This experience became the motivation behind St. Manuel’s priestly ministry. He said, “I found myself to be a priest of a town that didn’t love Jesus, and I would have to love him in the name of everybody in that town. I would dedicate my priesthood to taking care of Jesus in the needs of his life in the tabernacle: to feed him with my love, to keep him warm with my presence … to serve him with my feet by taking him wherever he is desired … and with my mouth by speaking of him and consoling others in his name … until finally they would listen and begin to follow him.”
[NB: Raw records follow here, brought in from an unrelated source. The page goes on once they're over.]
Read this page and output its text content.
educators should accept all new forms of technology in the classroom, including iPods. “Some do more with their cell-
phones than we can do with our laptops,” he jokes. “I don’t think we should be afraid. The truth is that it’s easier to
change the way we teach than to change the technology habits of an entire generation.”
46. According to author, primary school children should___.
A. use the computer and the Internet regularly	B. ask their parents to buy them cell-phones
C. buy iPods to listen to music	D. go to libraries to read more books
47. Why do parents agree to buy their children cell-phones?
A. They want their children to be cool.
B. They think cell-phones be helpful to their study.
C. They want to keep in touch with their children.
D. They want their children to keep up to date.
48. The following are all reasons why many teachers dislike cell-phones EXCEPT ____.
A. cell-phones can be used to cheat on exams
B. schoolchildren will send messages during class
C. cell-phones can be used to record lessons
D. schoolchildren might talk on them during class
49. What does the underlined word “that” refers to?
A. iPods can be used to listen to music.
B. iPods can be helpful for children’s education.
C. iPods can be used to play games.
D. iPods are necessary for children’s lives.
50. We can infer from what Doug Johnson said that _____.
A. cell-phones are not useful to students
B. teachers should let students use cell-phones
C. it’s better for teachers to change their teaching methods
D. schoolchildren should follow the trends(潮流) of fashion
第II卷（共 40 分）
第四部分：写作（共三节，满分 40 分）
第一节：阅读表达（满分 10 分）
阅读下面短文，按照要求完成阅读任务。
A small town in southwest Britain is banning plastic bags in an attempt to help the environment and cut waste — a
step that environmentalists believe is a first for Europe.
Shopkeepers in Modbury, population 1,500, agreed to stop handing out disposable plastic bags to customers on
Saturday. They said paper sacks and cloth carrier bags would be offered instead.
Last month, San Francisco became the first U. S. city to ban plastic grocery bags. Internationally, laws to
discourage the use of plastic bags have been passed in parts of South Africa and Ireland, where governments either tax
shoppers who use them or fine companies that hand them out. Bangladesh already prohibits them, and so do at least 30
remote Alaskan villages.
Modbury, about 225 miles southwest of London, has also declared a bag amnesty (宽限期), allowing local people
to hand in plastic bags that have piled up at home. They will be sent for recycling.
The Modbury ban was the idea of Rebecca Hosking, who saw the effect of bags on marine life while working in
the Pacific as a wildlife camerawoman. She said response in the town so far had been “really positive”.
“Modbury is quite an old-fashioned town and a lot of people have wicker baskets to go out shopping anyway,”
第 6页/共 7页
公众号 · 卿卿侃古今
Our world isn’t all that different than the one in which St. Manuel lived. People would ask him, “How can we convert this world which, after 20 centuries of Christianity, is obstinately going back to the most corrupt and degrading paganism?” His answer was simple: “Go to the tabernacle! Draw power from the tabernacle!” St. Manuel knew that it is not we who convert the world, but the grace, the power, of God; if only we would turn to God and unceasingly ask Him for it with humility and confidence.
One thing that I love about St. Manuel is that his living faith in Christ’s Real Presence in the Eucharist is not distinct from his faith in the person of Christ. Christ, who walked the streets of Nazareth; Christ in Heaven; Christ in the Eucharist … is Christ! St. Manuel lived this in such a consistent and authentic way that we are forced to reckon with the fact that if Christ and the Eucharist are not one and the same, then St. Manuel’s testimony is absurd.
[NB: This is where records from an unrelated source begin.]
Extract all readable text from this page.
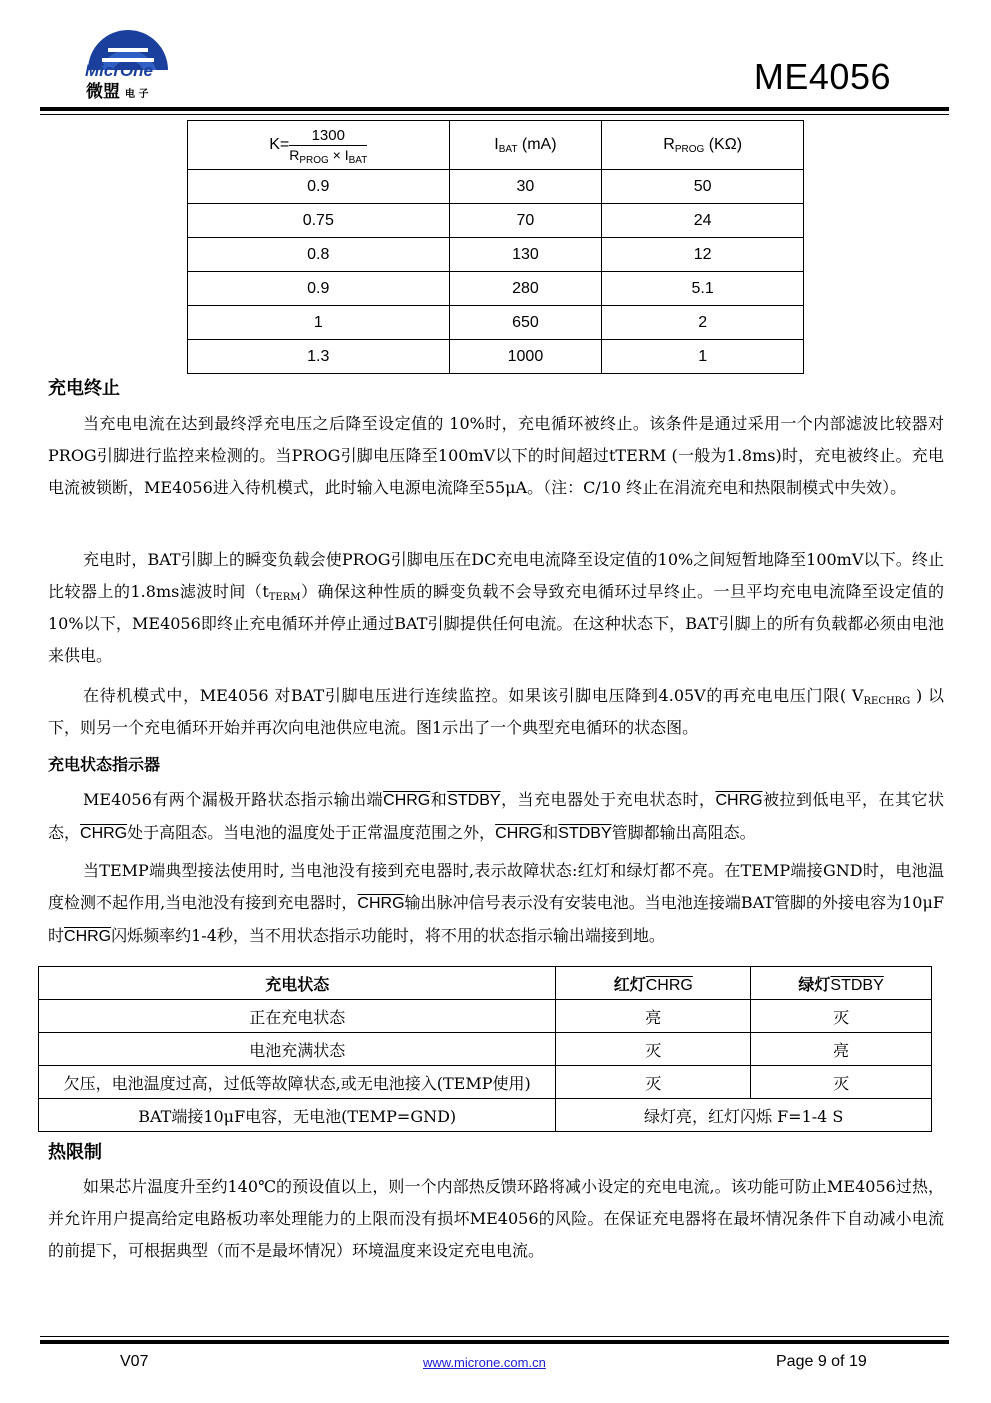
MicrOne
微盟 电 子	ME4056
$K= \frac{1300}{R_{PROG} \times I_{BAT}}$	$I_{BAT}$ (mA)	$R_{PROG}$ (KΩ)
0.9	30	50
0.75	70	24
0.8	130	12
0.9	280	5.1
1	650	2
1.3	1000	1
充电终止

当充电电流在达到最终浮充电压之后降至设定值的 10%时，充电循环被终止。该条件是通过采用一个内部滤波比较器对PROG引脚进行监控来检测的。当PROG引脚电压降至100mV以下的时间超过tTERM (一般为1.8ms)时，充电被终止。充电电流被锁断，ME4056进入待机模式，此时输入电源电流降至55μA。（注：C/10 终止在涓流充电和热限制模式中失效）。

充电时，BAT引脚上的瞬变负载会使PROG引脚电压在DC充电电流降至设定值的10%之间短暂地降至100mV以下。终止比较器上的1.8ms滤波时间$(t_{TERM})$确保这种性质的瞬变负载不会导致充电循环过早终止。一旦平均充电电流降至设定值的10%以下，ME4056即终止充电循环并停止通过BAT引脚提供任何电流。在这种状态下，BAT引脚上的所有负载都必须由电池来供电。

在待机模式中，ME4056 对BAT引脚电压进行连续监控。如果该引脚电压降到4.05V的再充电电压门限( $V_{RECHRG}$ ) 以下，则另一个充电循环开始并再次向电池供应电流。图1示出了一个典型充电循环的状态图。

充电状态指示器

ME4056有两个漏极开路状态指示输出端CHRG和STDBY，当充电器处于充电状态时，CHRG被拉到低电平，在其它状态，CHRG处于高阻态。当电池的温度处于正常温度范围之外，CHRG和STDBY管脚都输出高阻态。

当TEMP端典型接法使用时, 当电池没有接到充电器时,表示故障状态:红灯和绿灯都不亮。在TEMP端接GND时，电池温度检测不起作用,当电池没有接到充电器时，CHRG输出脉冲信号表示没有安装电池。当电池连接端BAT管脚的外接电容为10μF时CHRG闪烁频率约1-4秒，当不用状态指示功能时，将不用的状态指示输出端接到地。

充电状态	红灯CHRG	绿灯STDBY
正在充电状态	亮	灭
电池充满状态	灭	亮
欠压，电池温度过高，过低等故障状态,或无电池接入(TEMP使用)	灭	灭
BAT端接10μF电容，无电池(TEMP=GND)	绿灯亮，红灯闪烁 F=1-4 S	
热限制

如果芯片温度升至约140℃的预设值以上，则一个内部热反馈环路将减小设定的充电电流,。该功能可防止ME4056过热，并允许用户提高给定电路板功率处理能力的上限而没有损坏ME4056的风险。在保证充电器将在最坏情况条件下自动减小电流的前提下，可根据典型（而不是最坏情况）环境温度来设定充电电流。

V07	www.microne.com.cn	Page 9 of 19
We see this same faith on display when he was asked about how someone can discover the secrets of Christ in the Eucharist. His response was to point to the Gospels. Since Christ, in the Gospels, is the same as Christ in the Eucharist, the Gospels are “the messenger that the good God sent us so that our eyes and our ears of flesh could see and listen to what is said and done in the tabernacle.”
Shortly before he passed, St. Manuel made the following request, “I ask to be buried next to a tabernacle, so that my bones, after my death, as my tongue and my pen during my life, can say to those who pass by, ‘Jesus is there! There he is! Do not leave him abandoned!’” May our lives be a reflection of the same!
If you wish to discover more of St. Manuel’s writings, Victoria Schneider compiled and translated a selection of them into English in the book: “The Bishop of the Abandoned Tabernacle: St. Manuel Gonzalez Garcia” (to which the quotes herein are indebted).